Investment Property Taxation

Claim depreciation deductions in the lead up to the end of financial year
In the lead up to the end of financial year, owners of investment properties should arrange a tax depreciation schedule to be compiled by a specialist Quantity Surveyor. A tax depreciation schedule is a document which helps a property investor’s Accountant to process a claim for the depreciation of a building structure and the assets contained within the property.
The Australian Taxation Office (ATO) requires investors to report any income earned from a property investment as part of their income tax return. As part of this process, the ATO allows investment property owners to claim a deduction due to the wear and tear of a building structure and its fixtures over time. This claim is called depreciation. Depreciation is considered a non cash deduction, meaning investors do not need to spend any money to be able to claim it.

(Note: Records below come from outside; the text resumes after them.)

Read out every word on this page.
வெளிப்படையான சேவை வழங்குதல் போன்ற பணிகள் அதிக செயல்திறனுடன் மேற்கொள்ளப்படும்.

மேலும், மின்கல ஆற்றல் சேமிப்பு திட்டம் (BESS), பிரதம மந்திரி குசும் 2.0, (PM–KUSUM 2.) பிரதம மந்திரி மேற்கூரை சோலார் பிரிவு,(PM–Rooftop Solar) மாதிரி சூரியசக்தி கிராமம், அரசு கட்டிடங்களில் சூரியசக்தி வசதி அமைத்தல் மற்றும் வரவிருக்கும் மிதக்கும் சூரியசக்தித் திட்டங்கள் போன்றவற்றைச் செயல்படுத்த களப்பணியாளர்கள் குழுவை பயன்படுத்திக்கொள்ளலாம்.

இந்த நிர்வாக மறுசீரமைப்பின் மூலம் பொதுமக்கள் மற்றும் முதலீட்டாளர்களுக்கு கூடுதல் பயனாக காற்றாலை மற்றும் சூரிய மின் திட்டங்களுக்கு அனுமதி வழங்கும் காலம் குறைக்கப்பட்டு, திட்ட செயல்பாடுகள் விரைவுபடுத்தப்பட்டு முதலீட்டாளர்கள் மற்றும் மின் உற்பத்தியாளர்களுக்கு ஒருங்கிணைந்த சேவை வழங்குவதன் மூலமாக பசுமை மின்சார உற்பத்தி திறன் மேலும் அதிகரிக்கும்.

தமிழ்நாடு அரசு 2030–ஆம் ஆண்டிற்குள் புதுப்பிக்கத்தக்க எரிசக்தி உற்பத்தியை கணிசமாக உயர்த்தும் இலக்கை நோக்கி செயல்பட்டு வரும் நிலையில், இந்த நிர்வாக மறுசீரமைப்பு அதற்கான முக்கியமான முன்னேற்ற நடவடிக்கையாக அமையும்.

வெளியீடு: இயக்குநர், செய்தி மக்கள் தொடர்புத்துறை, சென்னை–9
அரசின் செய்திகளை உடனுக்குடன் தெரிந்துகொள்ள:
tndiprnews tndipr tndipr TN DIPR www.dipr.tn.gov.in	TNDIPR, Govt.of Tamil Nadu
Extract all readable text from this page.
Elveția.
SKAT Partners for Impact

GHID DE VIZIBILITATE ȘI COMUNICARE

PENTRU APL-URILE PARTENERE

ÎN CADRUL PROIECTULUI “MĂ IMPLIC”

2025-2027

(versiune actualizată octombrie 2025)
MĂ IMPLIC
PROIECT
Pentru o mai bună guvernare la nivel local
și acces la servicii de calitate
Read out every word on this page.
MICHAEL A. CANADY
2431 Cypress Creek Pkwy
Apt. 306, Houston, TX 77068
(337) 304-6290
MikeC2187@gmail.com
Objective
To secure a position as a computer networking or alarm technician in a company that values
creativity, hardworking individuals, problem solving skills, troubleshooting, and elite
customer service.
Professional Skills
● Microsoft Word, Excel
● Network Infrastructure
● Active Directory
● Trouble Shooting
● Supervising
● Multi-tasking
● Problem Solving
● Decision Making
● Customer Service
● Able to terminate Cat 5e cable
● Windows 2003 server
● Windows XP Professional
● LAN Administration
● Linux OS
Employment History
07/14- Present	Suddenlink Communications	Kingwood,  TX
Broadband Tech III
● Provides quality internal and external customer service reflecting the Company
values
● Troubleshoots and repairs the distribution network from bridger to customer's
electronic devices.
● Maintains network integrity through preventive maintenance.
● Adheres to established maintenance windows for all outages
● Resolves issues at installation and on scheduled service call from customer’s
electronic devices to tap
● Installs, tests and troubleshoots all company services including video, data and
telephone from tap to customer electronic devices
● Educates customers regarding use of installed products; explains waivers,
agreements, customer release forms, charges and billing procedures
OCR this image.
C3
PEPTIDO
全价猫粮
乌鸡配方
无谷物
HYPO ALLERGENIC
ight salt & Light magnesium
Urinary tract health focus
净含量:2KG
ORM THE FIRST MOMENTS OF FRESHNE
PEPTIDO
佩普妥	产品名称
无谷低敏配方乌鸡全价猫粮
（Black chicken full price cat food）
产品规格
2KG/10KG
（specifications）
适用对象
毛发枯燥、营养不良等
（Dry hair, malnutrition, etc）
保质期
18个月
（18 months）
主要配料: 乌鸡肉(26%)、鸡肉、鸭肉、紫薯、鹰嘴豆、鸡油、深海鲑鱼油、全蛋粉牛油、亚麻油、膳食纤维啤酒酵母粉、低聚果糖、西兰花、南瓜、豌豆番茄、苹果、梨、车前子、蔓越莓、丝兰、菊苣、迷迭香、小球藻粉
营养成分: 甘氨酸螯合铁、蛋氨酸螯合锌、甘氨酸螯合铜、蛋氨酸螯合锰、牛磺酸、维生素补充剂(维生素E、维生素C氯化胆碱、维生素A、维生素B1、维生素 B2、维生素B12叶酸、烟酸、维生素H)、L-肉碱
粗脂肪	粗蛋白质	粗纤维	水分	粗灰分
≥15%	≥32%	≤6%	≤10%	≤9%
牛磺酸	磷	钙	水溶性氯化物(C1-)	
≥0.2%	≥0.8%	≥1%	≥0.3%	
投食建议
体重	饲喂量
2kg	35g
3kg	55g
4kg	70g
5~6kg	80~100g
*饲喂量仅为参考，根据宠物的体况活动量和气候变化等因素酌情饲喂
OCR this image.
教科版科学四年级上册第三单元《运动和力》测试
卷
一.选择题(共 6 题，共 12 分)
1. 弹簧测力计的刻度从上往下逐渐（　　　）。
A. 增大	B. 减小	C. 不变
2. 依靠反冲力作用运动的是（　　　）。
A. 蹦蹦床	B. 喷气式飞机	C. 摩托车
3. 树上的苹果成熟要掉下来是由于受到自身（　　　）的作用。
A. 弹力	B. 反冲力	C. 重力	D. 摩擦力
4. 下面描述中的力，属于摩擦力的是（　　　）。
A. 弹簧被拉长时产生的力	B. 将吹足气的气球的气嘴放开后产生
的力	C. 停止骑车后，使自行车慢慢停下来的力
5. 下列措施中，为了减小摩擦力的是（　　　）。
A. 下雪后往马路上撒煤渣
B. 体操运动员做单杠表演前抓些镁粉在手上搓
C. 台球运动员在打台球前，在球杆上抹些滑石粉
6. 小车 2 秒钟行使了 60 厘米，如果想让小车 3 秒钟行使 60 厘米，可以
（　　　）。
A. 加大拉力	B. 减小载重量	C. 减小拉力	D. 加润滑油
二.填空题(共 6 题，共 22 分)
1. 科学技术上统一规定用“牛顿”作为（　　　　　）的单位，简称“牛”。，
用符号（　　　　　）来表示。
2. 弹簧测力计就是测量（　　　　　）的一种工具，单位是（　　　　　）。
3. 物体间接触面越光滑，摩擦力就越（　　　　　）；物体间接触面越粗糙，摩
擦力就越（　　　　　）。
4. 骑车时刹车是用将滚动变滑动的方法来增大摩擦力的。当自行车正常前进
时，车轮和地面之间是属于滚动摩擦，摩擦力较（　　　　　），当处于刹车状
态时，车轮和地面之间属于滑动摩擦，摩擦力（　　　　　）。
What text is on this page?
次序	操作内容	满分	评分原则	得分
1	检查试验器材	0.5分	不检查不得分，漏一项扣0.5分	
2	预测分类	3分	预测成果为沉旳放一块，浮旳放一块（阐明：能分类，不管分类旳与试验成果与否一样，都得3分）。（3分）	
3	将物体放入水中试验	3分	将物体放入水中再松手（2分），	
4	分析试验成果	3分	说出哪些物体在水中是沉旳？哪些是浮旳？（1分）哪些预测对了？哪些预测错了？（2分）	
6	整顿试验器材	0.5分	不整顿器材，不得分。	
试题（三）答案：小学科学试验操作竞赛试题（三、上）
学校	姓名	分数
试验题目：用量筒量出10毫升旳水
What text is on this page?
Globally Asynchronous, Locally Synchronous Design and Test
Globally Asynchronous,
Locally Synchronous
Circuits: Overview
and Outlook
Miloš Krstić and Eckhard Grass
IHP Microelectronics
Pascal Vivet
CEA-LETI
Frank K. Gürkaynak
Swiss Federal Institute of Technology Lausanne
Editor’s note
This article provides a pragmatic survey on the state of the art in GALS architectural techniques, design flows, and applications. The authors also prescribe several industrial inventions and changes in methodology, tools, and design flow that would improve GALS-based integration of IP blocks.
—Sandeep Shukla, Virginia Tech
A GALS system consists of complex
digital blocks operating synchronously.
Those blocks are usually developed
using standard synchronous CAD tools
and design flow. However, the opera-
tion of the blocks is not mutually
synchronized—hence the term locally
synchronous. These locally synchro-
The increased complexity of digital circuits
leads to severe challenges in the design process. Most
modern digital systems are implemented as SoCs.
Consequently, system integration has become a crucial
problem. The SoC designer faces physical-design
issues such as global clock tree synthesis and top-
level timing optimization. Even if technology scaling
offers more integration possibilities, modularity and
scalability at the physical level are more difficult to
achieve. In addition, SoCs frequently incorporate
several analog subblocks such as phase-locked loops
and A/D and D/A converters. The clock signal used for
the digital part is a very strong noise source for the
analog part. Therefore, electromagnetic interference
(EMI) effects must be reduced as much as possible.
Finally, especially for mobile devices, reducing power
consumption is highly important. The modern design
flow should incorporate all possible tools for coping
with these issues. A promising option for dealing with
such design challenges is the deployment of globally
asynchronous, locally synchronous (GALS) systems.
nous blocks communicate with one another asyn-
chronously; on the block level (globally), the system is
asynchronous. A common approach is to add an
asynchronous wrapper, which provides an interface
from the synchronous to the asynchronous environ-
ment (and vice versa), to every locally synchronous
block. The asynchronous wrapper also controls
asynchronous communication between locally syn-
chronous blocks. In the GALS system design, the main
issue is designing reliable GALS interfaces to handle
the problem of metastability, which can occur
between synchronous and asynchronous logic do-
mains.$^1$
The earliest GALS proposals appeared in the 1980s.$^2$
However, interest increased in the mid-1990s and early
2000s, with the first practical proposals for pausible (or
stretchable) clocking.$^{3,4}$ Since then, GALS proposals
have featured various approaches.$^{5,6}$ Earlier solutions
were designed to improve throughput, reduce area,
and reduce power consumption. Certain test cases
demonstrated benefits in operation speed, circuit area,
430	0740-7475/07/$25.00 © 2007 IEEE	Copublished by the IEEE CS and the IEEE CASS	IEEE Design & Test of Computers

Property investors often assume they are ineligible or it is not worthwhile to claim depreciation because they think they have not owned the property for long enough or they believe their property is too old. The reality is, it is worthwhile making a claim on any property.
Claiming more depreciation from older properties
Property investors can claim tax depreciation in two ways, as a capital works deduction for the decline of the buildings structure and for the depreciation of all plant and equipment items contained both inside and outside of the property. ATO legislation states that owners of residential investment properties in which construction took place before the 18th of July 1985 are not entitled to claim capital works deductions. However, a capital works deduction may be available for any recent renovations that have been completed since this date. Owners of older properties should request a specialist Quantity Surveyor to conduct a site inspection to ensure no available claims are missed.
Despite the date restrictions on capital works claims, depreciation of plant and equipment can usually be claimed regardless of a buildings age. Therefore owners of all property types will still receive significant deductions. Some examples of plant and equipment items which may be claimed include carpets, stoves, blinds, hot water systems, light shades and heaters.
61 per cent of depreciation schedules prepared by BMT Tax Depreciation are for properties which have been pre-owned and 33 per cent of these are for properties built prior to 1985. BMT Tax Depreciation usually finds an average of $4,042 in annual depreciation during the first five years for the owners of investment properties which were built prior to 1985.
Owners of investment properties which are part of larger development complexes, such as units and apartments, are also entitled to claim common property items such as driveways, lifts, pool pumps, outdoor furniture and common stairways. Depreciation claims on common areas will substantially increase deductions for the owners of both new and older properties.
For many property investors, the additional income received from a depreciation claim can make a huge difference in turning what might be a negative cash-flow investment into a property which produces a positive cash-flow.
Claim $4,852 in 29 days
It is important to note that when a property has been owned and rented for only a short period, investors will still see substantial benefits by obtaining a depreciation schedule. Partial year deductions can often be maximised, resulting in extra cash for the owner.
Even if a property is purchased towards the end of the financial year, a tax depreciation specialist can find valuable deductions for the owner. For example, one owner who purchased a house for $550,000 and only began renting a property from the 2nd of June (29 days prior to the end of financial year), was able to claim $4,852 in depreciation for these 29 days.
It is important for investment property owners to contact a specialist Quantity Surveyor like BMT to conduct a site inspection and obtain a depreciation schedule leading up to the settlement of the property.
A specialist Quantity Surveyor can use legislative tools to make partial year claims more beneficial to property owners, regardless of the time a property is owned and rented. Methods such as immediate write-off and low-value pooling will increase deductions over a short period of time for the new owner.
Immediate write-off applies to any item within a property which costs less than $300. These items can be written off immediately regardless of how many days the property is owned in that year.
Low-value pooling is a method whereby depreciation of plant and equipment items is claimed at a higher rate to maximise deductions. Low cost assets and low-value assets are placed in a low-value pool where they can be claimed at a rate of 18.75% in the year of purchase and 37.5% for each year afterwards, regardless of how long the property has been owned and rented.
Seek expert advice
The ATO recognise Quantity Surveyors to be one of the few professionals with the appropriate construction costing skills to calculate the cost of items for depreciation purposes. Quantity Surveyors are qualified under the Tax Ruling 97/25 and also gain access to the latest ATO rulings and information through their affiliations with industry regulating bodies.
Quantity Surveyors work regularly with Property Managers and Accountants to maximise deductions available to property investors.